The panel discussion also included being heard with these issues. Not just in terms of what a person might need during a public ritual, but just being seen, heard, acknowledged, when you are a person who may be perceived as being less in our culture. If we need support, whether emotional, or just a chair for a ritual which the facilitator may have wanted all participants laying on the floor.

It’s past time for us to take accessibility, on all fronts, into consideration. Having accessibility coordinators as part of planning committees. Bringing in ASL interpreters for people with auditory issues. Having more food available than pizza and donuts (which happened to me at an event a few months ago). Giving people who have issues with mobility a way to be present and participate.

I’m only at the beginning of looking at these issues for myself. I’d love to hear from people who have handled these matters both in and out of the Pagan communities, and at least continue this discussion.

Thank you to the Pantheon Foundation for hosting this great conference, to Sam Webster, Lady Yeshe and Xochi for all the work they did, to my fellow panelists John (Effing!) Beckett, Rion Roberts, and Rhiannon Laasko, and everyone who attended.

EDIT: The Wild Hunt has a write-up of the conference as a whole, if you are interested.

4 thoughts on “On the care and feeding of pagan activists

  1. Pingback: Care and feeding at Pagan Activist | Syncretic Mystic

  2. Pingback: The End of 2014 | Pagan Activist

  3. saffronrose

    Corn is another issue for many–and you have to avoid most chemically-enhanced processed food to avoid most of it. Corn and soy have made it into too much of the food chain, including in the food of critters who shouldn’t have it, becuse they can’t process it. Cf Michael Pollan’s The Omnivore’s Dilemma, first section on Corn. Now I know why food animals have been fed sub-clinical doses of antibiotics: the food they are given to eat in feedlots makes them sick, because they can’t digest corn. Salmon should not be eating corn, either.

    When I was pregnant, I was diabetic. No caffeine, no sugar, no juice, no alcohol, and I couldn’t stand fizzy water. I attended a wedding, and asked ahead of time what the food would be, to judge if I needed to bring additional protein. Didn’t ask about liquids. When I found nothing I was allowed to drink, and only fizzy water on offer, I went to the ladies room to get some tap water. I sat and cried for a few minutes, feeling the catch-22/Murphy’s Law aspect of it all.

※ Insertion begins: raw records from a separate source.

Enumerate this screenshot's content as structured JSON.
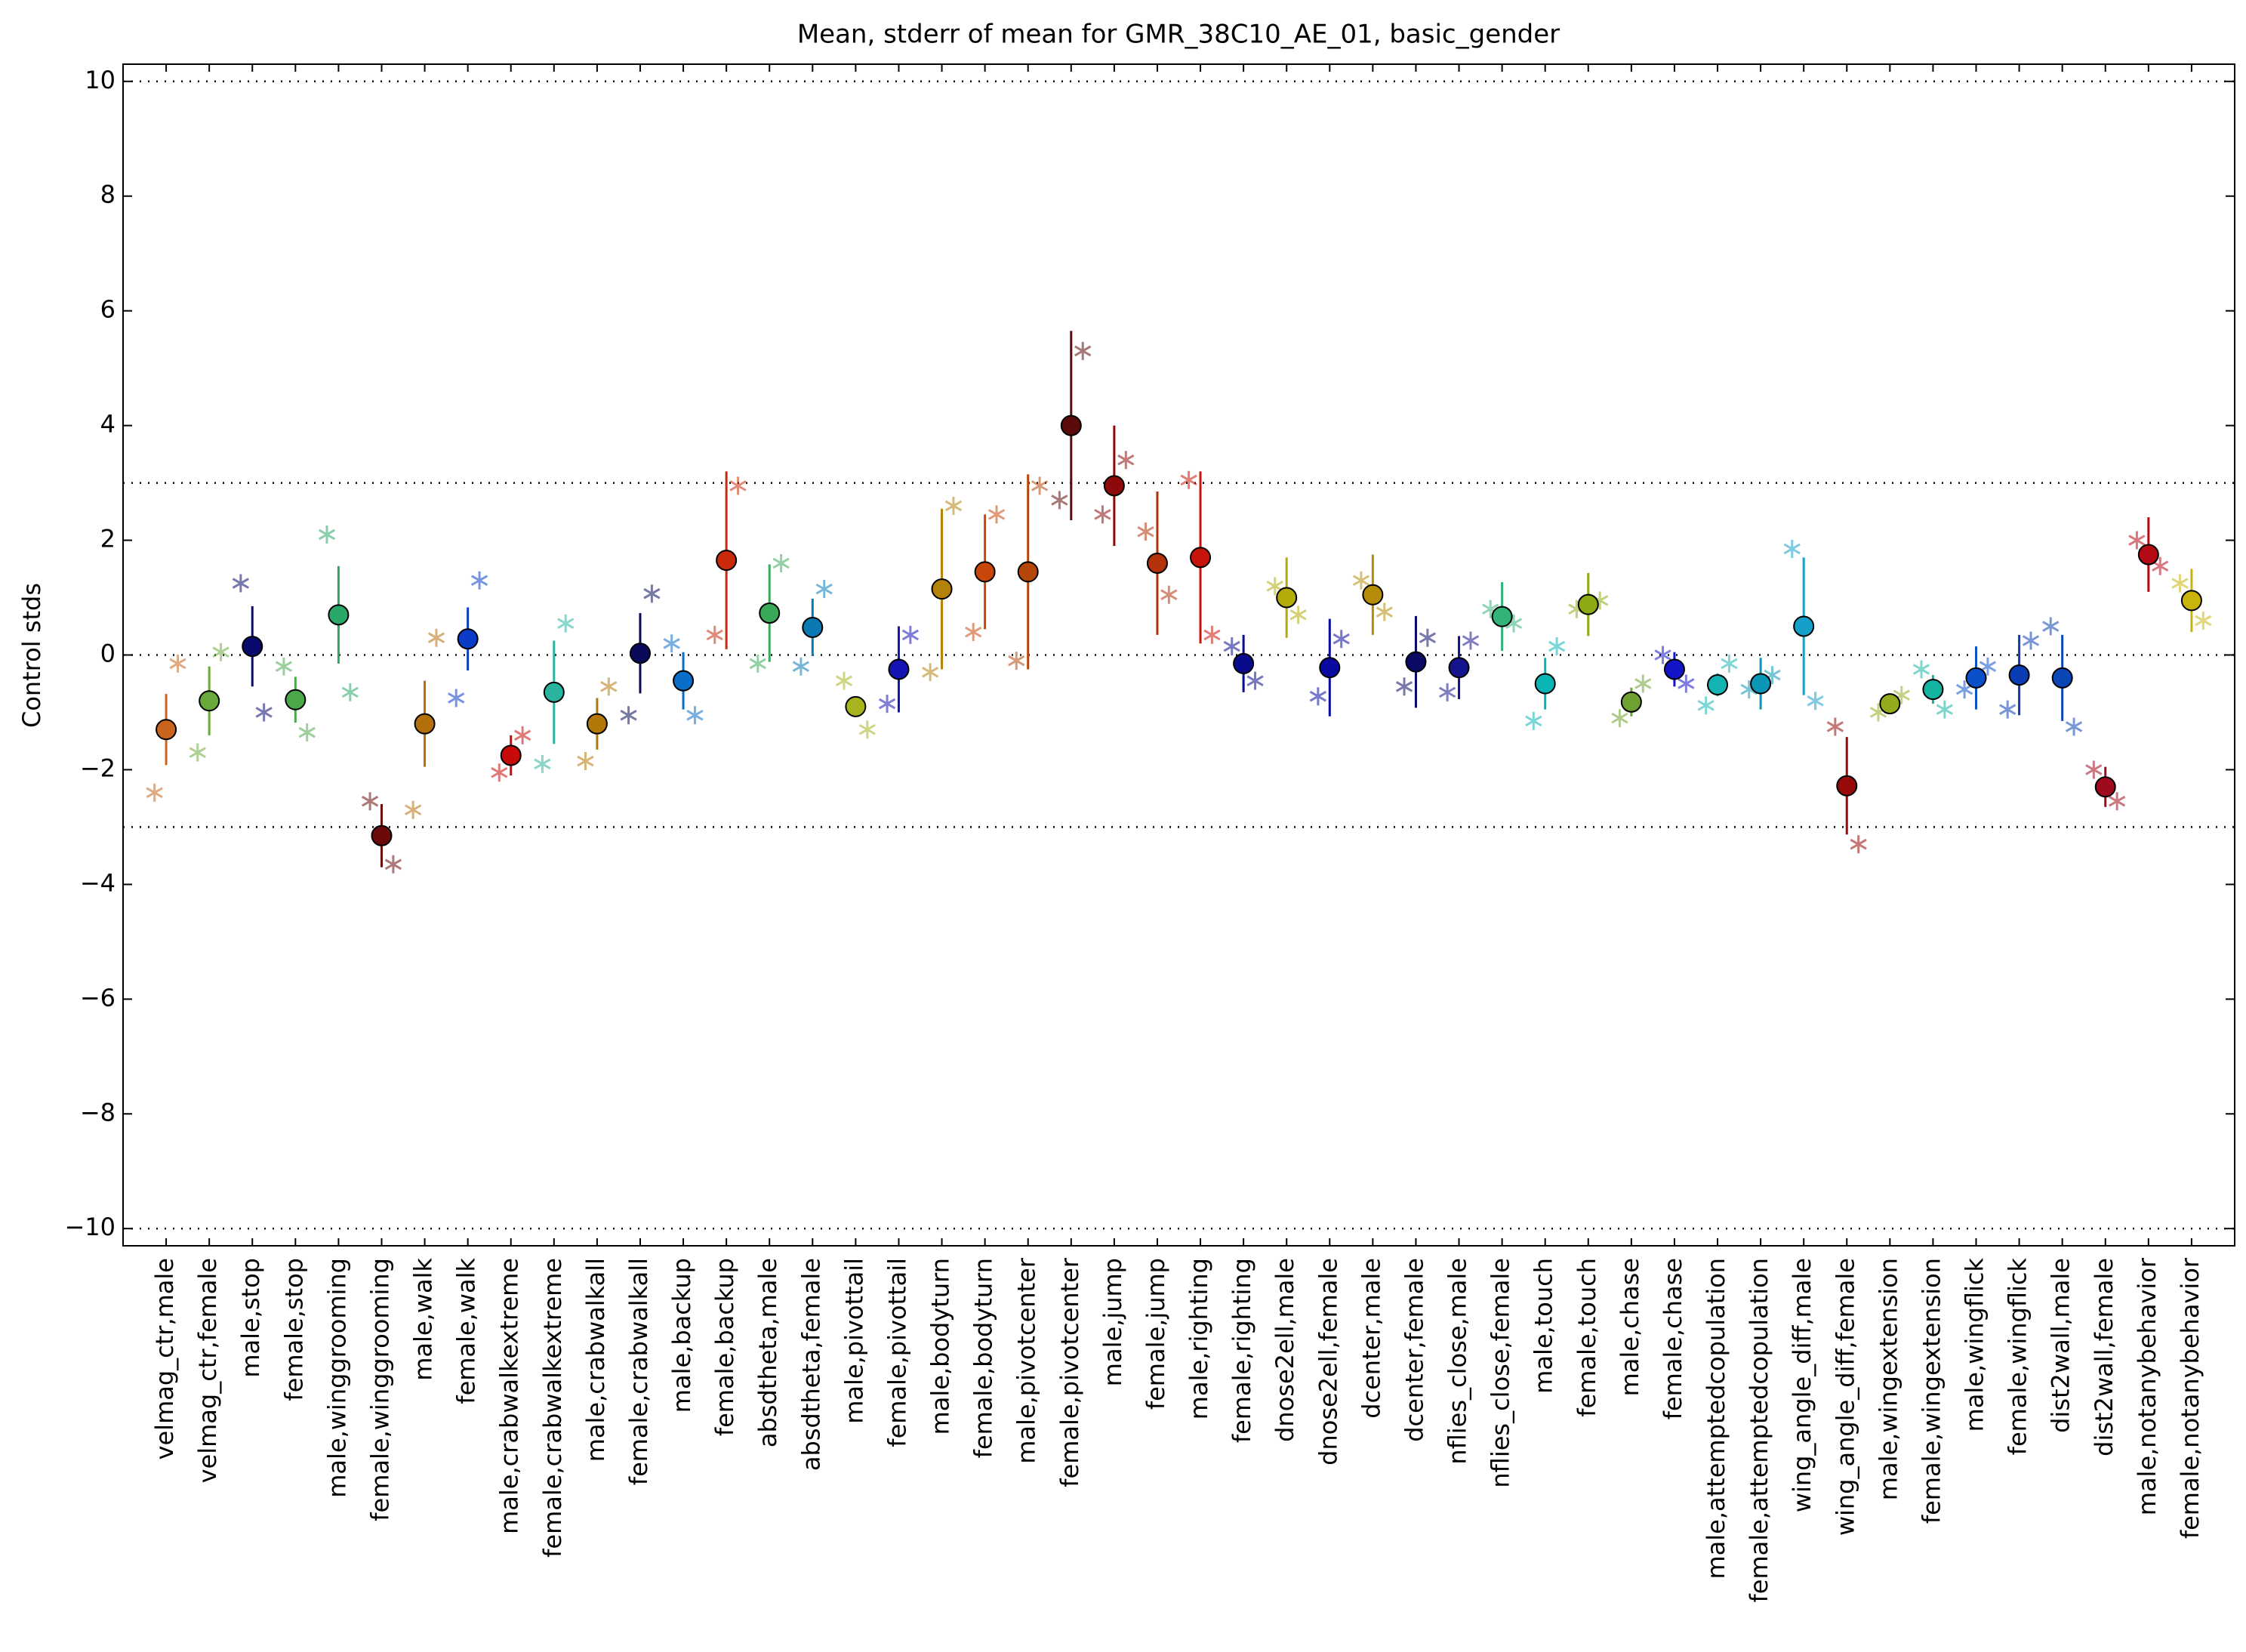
{
  "chart_data": {
    "type": "errorbar",
    "title": "Mean, stderr of mean for GMR_38C10_AE_01, basic_gender",
    "ylabel": "Control stds",
    "categories": [
      "velmag_ctr,male",
      "velmag_ctr,female",
      "male,stop",
      "female,stop",
      "male,winggrooming",
      "female,winggrooming",
      "male,walk",
      "female,walk",
      "male,crabwalkextreme",
      "female,crabwalkextreme",
      "male,crabwalkall",
      "female,crabwalkall",
      "male,backup",
      "female,backup",
      "absdtheta,male",
      "absdtheta,female",
      "male,pivottail",
      "female,pivottail",
      "male,bodyturn",
      "female,bodyturn",
      "male,pivotcenter",
      "female,pivotcenter",
      "male,jump",
      "female,jump",
      "male,righting",
      "female,righting",
      "dnose2ell,male",
      "dnose2ell,female",
      "dcenter,male",
      "dcenter,female",
      "nflies_close,male",
      "nflies_close,female",
      "male,touch",
      "female,touch",
      "male,chase",
      "female,chase",
      "male,attemptedcopulation",
      "female,attemptedcopulation",
      "wing_angle_diff,male",
      "wing_angle_diff,female",
      "male,wingextension",
      "female,wingextension",
      "male,wingflick",
      "female,wingflick",
      "dist2wall,male",
      "dist2wall,female",
      "male,notanybehavior",
      "female,notanybehavior"
    ],
    "values": [
      -1.3,
      -0.8,
      0.15,
      -0.78,
      0.7,
      -3.15,
      -1.2,
      0.28,
      -1.75,
      -0.65,
      -1.2,
      0.03,
      -0.45,
      1.65,
      0.73,
      0.48,
      -0.9,
      -0.25,
      1.15,
      1.45,
      1.45,
      4.0,
      2.95,
      1.6,
      1.7,
      -0.15,
      1.0,
      -0.22,
      1.05,
      -0.12,
      -0.22,
      0.67,
      -0.5,
      0.88,
      -0.82,
      -0.25,
      -0.52,
      -0.5,
      0.5,
      -2.28,
      -0.85,
      -0.6,
      -0.4,
      -0.35,
      -0.4,
      -2.3,
      1.75,
      0.95
    ],
    "errors": [
      0.62,
      0.6,
      0.7,
      0.4,
      0.85,
      0.55,
      0.75,
      0.55,
      0.35,
      0.9,
      0.45,
      0.7,
      0.5,
      1.55,
      0.85,
      0.5,
      0.15,
      0.75,
      1.4,
      1.0,
      1.7,
      1.65,
      1.05,
      1.25,
      1.5,
      0.5,
      0.7,
      0.85,
      0.7,
      0.8,
      0.55,
      0.6,
      0.45,
      0.55,
      0.25,
      0.3,
      0.2,
      0.45,
      1.2,
      0.85,
      0.15,
      0.25,
      0.55,
      0.7,
      0.75,
      0.35,
      0.65,
      0.55
    ],
    "stars_left": [
      -2.4,
      -1.7,
      1.25,
      -0.2,
      2.1,
      -2.55,
      -2.7,
      -0.75,
      -2.05,
      -1.9,
      -1.85,
      -1.05,
      0.2,
      0.35,
      -0.15,
      -0.2,
      -0.45,
      -0.85,
      -0.3,
      0.4,
      -0.1,
      2.7,
      2.45,
      2.15,
      3.05,
      0.15,
      1.2,
      -0.72,
      1.3,
      -0.55,
      -0.65,
      0.8,
      -1.15,
      0.8,
      -1.1,
      0.0,
      -0.88,
      -0.6,
      1.85,
      -1.25,
      -1.0,
      -0.25,
      -0.6,
      -0.95,
      0.5,
      -2.0,
      2.0,
      1.25
    ],
    "stars_right": [
      -0.15,
      0.05,
      -1.0,
      -1.35,
      -0.65,
      -3.65,
      0.3,
      1.3,
      -1.4,
      0.55,
      -0.55,
      1.07,
      -1.05,
      2.95,
      1.6,
      1.15,
      -1.3,
      0.35,
      2.6,
      2.45,
      2.95,
      5.3,
      3.4,
      1.05,
      0.35,
      -0.45,
      0.7,
      0.28,
      0.75,
      0.3,
      0.25,
      0.55,
      0.15,
      0.95,
      -0.5,
      -0.5,
      -0.15,
      -0.35,
      -0.8,
      -3.3,
      -0.7,
      -0.95,
      -0.2,
      0.25,
      -1.25,
      -2.55,
      1.55,
      0.6
    ],
    "colors": [
      "#c8641e",
      "#6aaa3c",
      "#0a0a6e",
      "#4aa84a",
      "#2aa86a",
      "#6a0a0a",
      "#b4700a",
      "#0a3cc8",
      "#c80a0a",
      "#2ab4a0",
      "#b4780a",
      "#0a0a5a",
      "#0a6ec8",
      "#c82a0a",
      "#3aaa5a",
      "#0a7ab4",
      "#a8b41e",
      "#1414b4",
      "#b4820a",
      "#c8460a",
      "#b4460a",
      "#5a0a0a",
      "#8c0a0a",
      "#b4320a",
      "#c8140a",
      "#0a0a8c",
      "#b4aa0a",
      "#0a0aa0",
      "#b48c0a",
      "#0a0a64",
      "#14148c",
      "#32b478",
      "#0ab4b4",
      "#8caa14",
      "#6ea032",
      "#1414c8",
      "#14b4b4",
      "#0a96b4",
      "#14a0c8",
      "#960a0a",
      "#96aa1e",
      "#14b4a0",
      "#0a50c8",
      "#0a3cb4",
      "#0a46b4",
      "#a00a1e",
      "#b40a14",
      "#c8b40a"
    ],
    "xlim": [
      0,
      49
    ],
    "ylim": [
      -10.3,
      10.3
    ],
    "yticks": [
      {
        "value": -10,
        "label": "−10"
      },
      {
        "value": -8,
        "label": "−8"
      },
      {
        "value": -6,
        "label": "−6"
      },
      {
        "value": -4,
        "label": "−4"
      },
      {
        "value": -2,
        "label": "−2"
      },
      0,
      2,
      4,
      6,
      8,
      10
    ],
    "reference_lines": [
      10,
      3,
      0,
      -3,
      -10
    ]
  }
}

    I began taking things to potluck that *I* needed to eat, and labelled the server with ingredients. When people ask what they can bring, that’s what I tell them to do. I keep track of friends’ food issues, because I think it’s inhospitable to plan meals I cook or host out which leaves someone out of the fun. Sometimes, I just make two entrees–a meated stew and a bean soup. I use separate utensils–and lay them apart when resting, so as not to cross-contaminate: I do know a woman who cannot touch wheat in any form without blowing up in hives and misery.

    These days, my belle-mère can’t have caffeine or anything fizzy: she’s long been unable to have alcohol or chocolate. Seeds, nuts, beef, venison, and occasionally other standard food offerings make her ill as well. Sucks to be her, but carrying Tecchino has helped while eating out.

    If you can’t stand to be without your favorite dish at a potluck, bring enough for four, and bring something else more folk can eat, to serve 4-6.

  4. Soli Post author

    Saffron, yes yes and yes! Side note: corn used to be soaked in lime water prior to preparation to make it easier to digest. I don’t like much corn save for in tortilla but this is a practice I would love to see return.

    It’s kinda sad to me that people are more likely to ask are you veg*n instead of are you managing diabetes or have migraine trigger foods? Michelle did a post earlier in 2014 about her limited food choices at events because she follows a Paleo diet.

    I tip my tea mug to you as an excellent host. That practice needs to catch on.